Figures 1, 2, 3 and 4 are horizontal OCT images taken from the right eye of a healthy 33-year-old volunteer. They were produced using Bioptigen, Spectralis, and CZM's Cirrus and Stratus machines.


In medicine and especially in ophthalmology, we are highly dependent on imaging modalities for accurate diagnosis and as a guide to treatment. With the new generation of SD-OCT, we have the ability to accurately quantify specific changes such as volume, central thickness, and fluid composition over time. In addition, the greater resolution and ability to combine multiple imaging techniques such as autofluorescence and ICG will allow us to image the choroid and retinal pigment epithelium (RPE) as never before. We can foresee a time when RPE height and thickness are followed as macular edema and subretinal fluid are today. This technology's improved resolution and detail will help us diagnose disease earlier and monitor disease progression more effectively. Ultimately, this will mean earlier and more effective interventions with better patient outcomes.

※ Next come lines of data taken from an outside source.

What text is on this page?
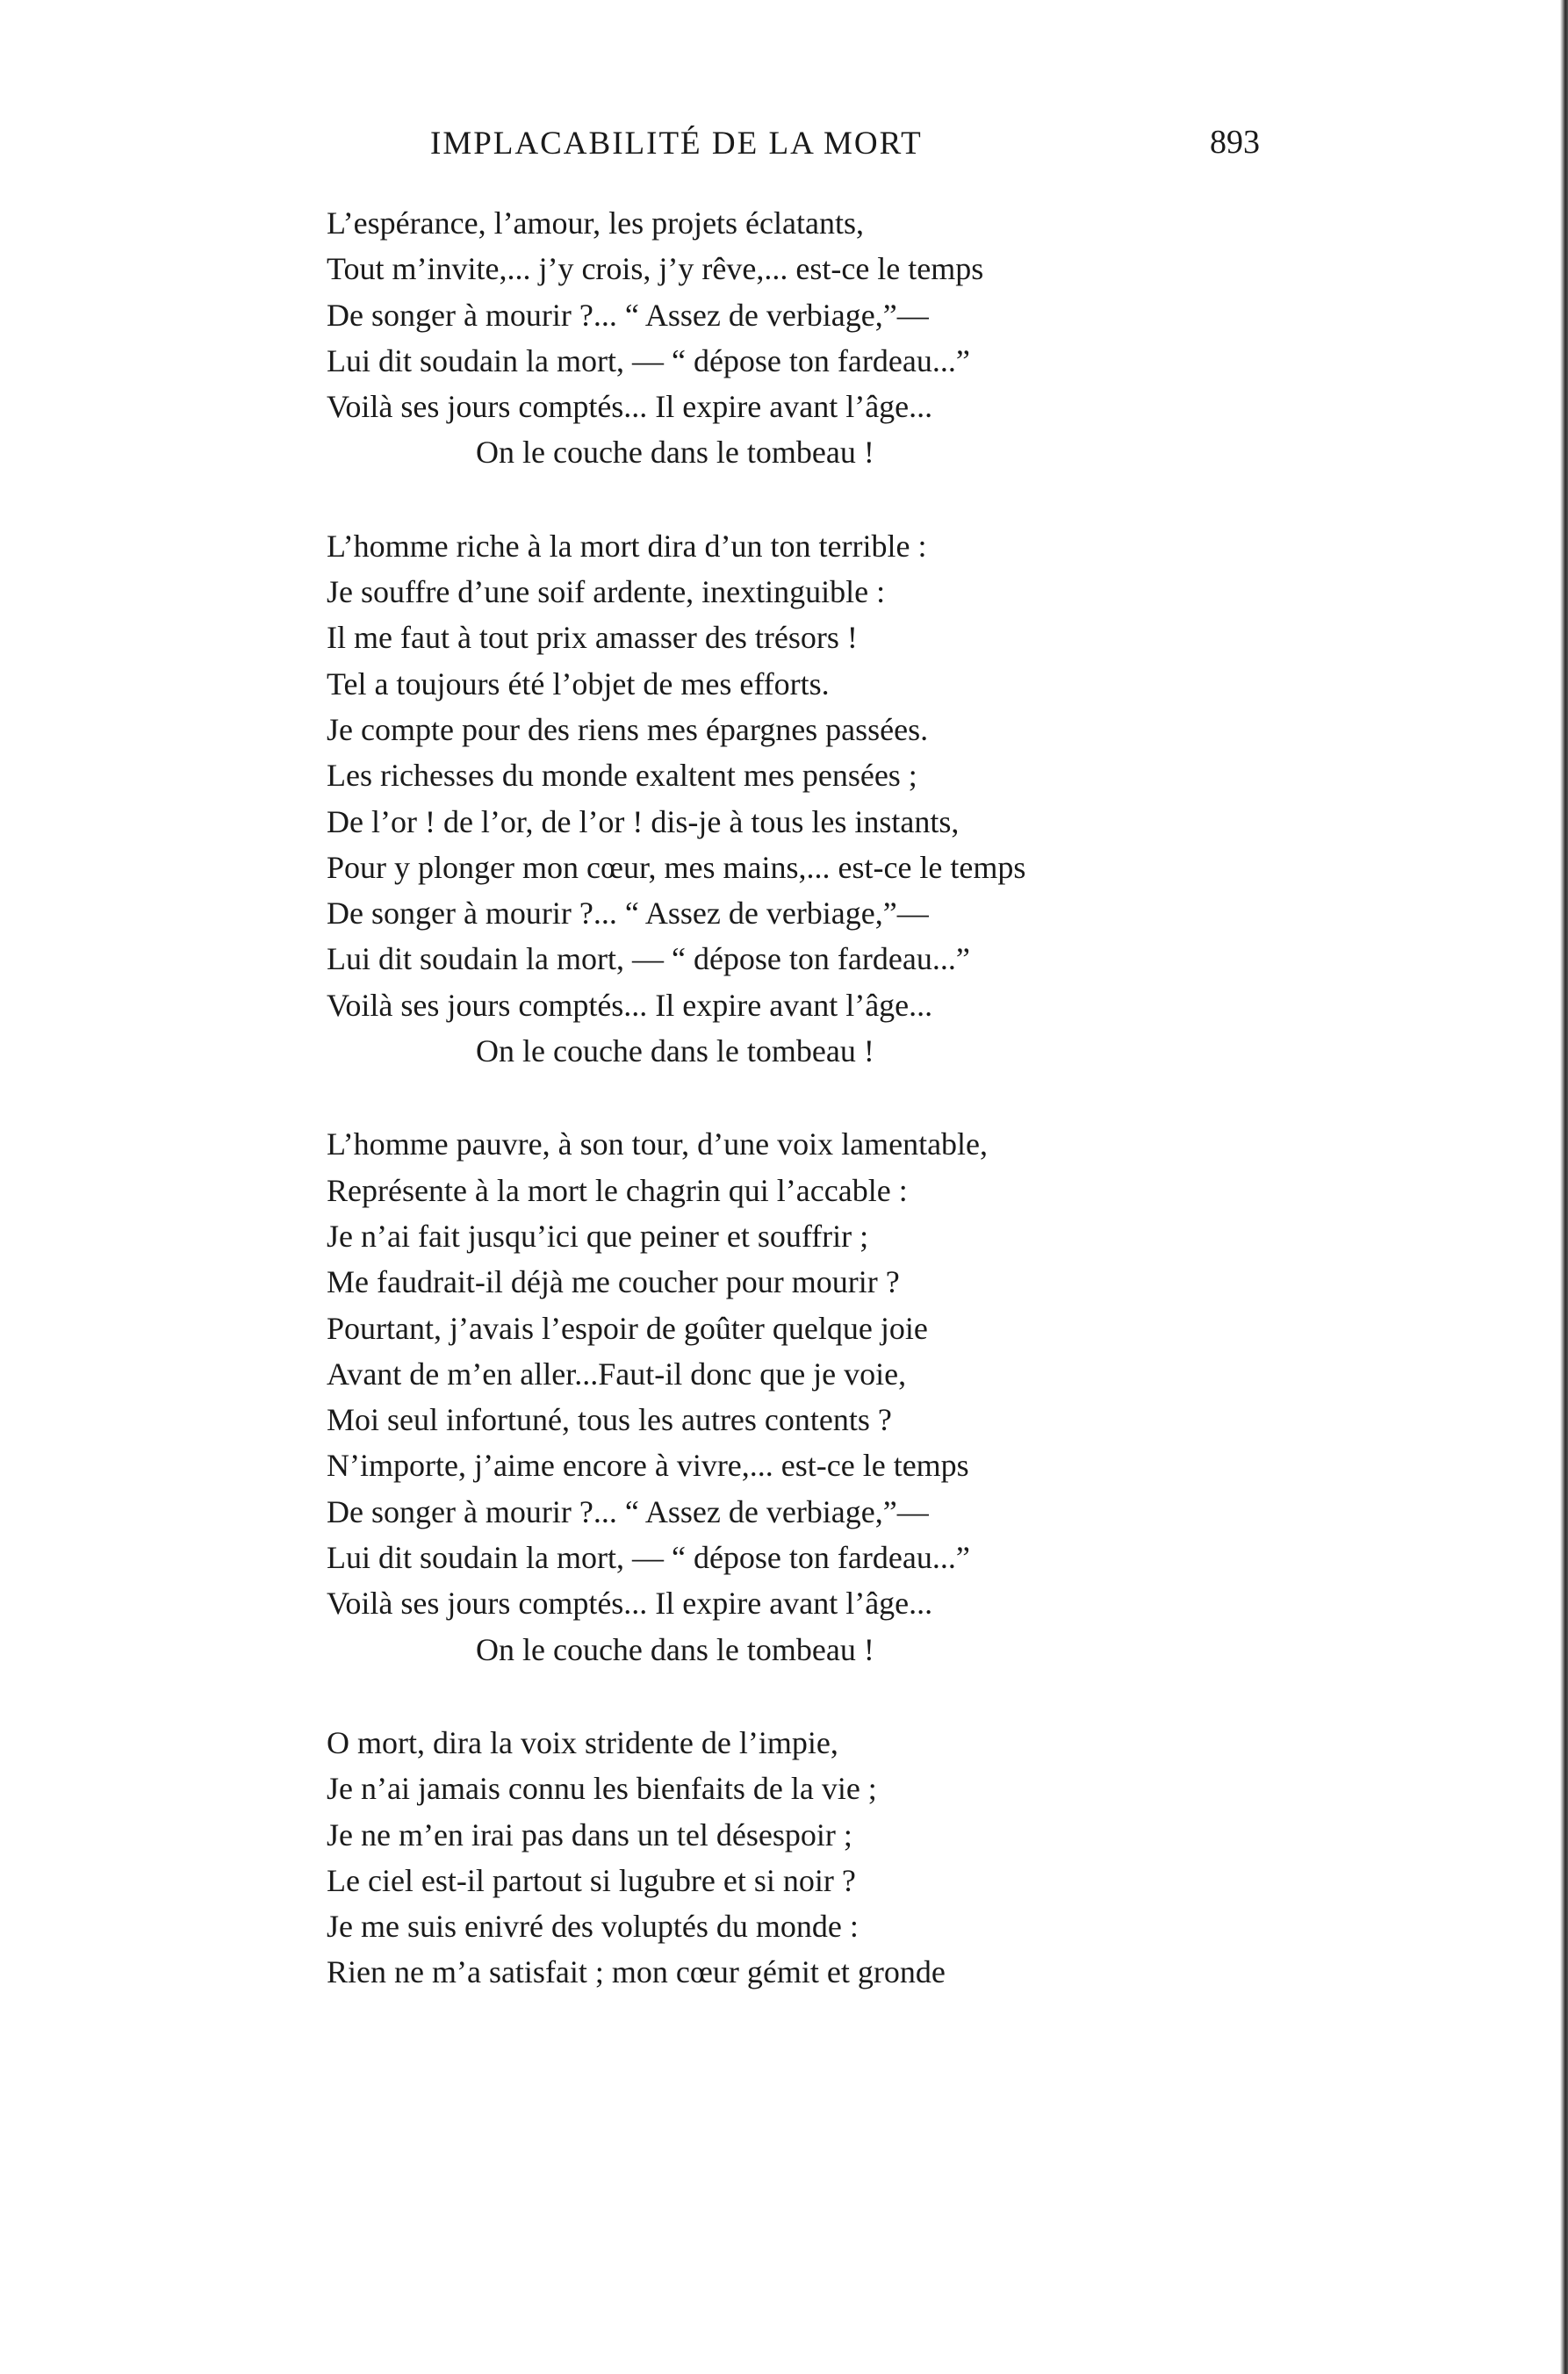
IMPLACABILITÉ DE LA MORT	893
L’espérance, l’amour, les projets éclatants,
Tout m’invite,... j’y crois, j’y rêve,... est-ce le temps
De songer à mourir ?... “ Assez de verbiage,”—
Lui dit soudain la mort, — “ dépose ton fardeau...”
Voilà ses jours comptés... Il expire avant l’âge...
On le couche dans le tombeau !
L’homme riche à la mort dira d’un ton terrible :
Je souffre d’une soif ardente, inextinguible :
Il me faut à tout prix amasser des trésors !
Tel a toujours été l’objet de mes efforts.
Je compte pour des riens mes épargnes passées.
Les richesses du monde exaltent mes pensées ;
De l’or ! de l’or, de l’or ! dis-je à tous les instants,
Pour y plonger mon cœur, mes mains,... est-ce le temps
De songer à mourir ?... “ Assez de verbiage,”—
Lui dit soudain la mort, — “ dépose ton fardeau...”
Voilà ses jours comptés... Il expire avant l’âge...
On le couche dans le tombeau !
L’homme pauvre, à son tour, d’une voix lamentable,
Représente à la mort le chagrin qui l’accable :
Je n’ai fait jusqu’ici que peiner et souffrir ;
Me faudrait-il déjà me coucher pour mourir ?
Pourtant, j’avais l’espoir de goûter quelque joie
Avant de m’en aller...Faut-il donc que je voie,
Moi seul infortuné, tous les autres contents ?
N’importe, j’aime encore à vivre,... est-ce le temps
De songer à mourir ?... “ Assez de verbiage,”—
Lui dit soudain la mort, — “ dépose ton fardeau...”
Voilà ses jours comptés... Il expire avant l’âge...
On le couche dans le tombeau !
O mort, dira la voix stridente de l’impie,
Je n’ai jamais connu les bienfaits de la vie ;
Je ne m’en irai pas dans un tel désespoir ;
Le ciel est-il partout si lugubre et si noir ?
Je me suis enivré des voluptés du monde :
Rien ne m’a satisfait ; mon cœur gémit et gronde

Figure 1. A horizontal OCT image taken with the Bioptigen SD-OCT.

In the future, other advances will greatly improve the usefulness of OCT to clinical practice. For example, the use of OCT contrasts may allow for better imaging of retinal lesions. Coordinating ultrasound with OCT and photography could greatly help in the diagnosis and treatment of retinal tumors like melanoma and retinoblastoma. Currently, optical aberrations from the cornea and lens limits focus to 10 to 15 μm; it is possible that adaptive optics could reduce this limit to 2.5 μm or lower.15 OCT can also be used to measure oxygenation in retinal tissue.5 When perfected, this would allow targeted therapy, such as scatter laser, to be directed only at ischemic areas of the retina, sparing the majority of the retina and insuring a more effective treatment for ischemic retinal disease.

Figure 2. OCT imaging as performed by Spectralis.

Researchers are also investigating contrast to enhance OCT. ICG has been used, as well as other dyes. Beyond its clinical application, this could be a great adjunct to research. If drugs could be attached to dyes, OCT could be used to demonstrate distribution within the eye, aiding in the development of new drugs as well as determining the best method for delivery. Other work is being done on measuring neuronal activity with OCT. Areas of the retina are simultaneously stimulated with light while being imaged on OCT.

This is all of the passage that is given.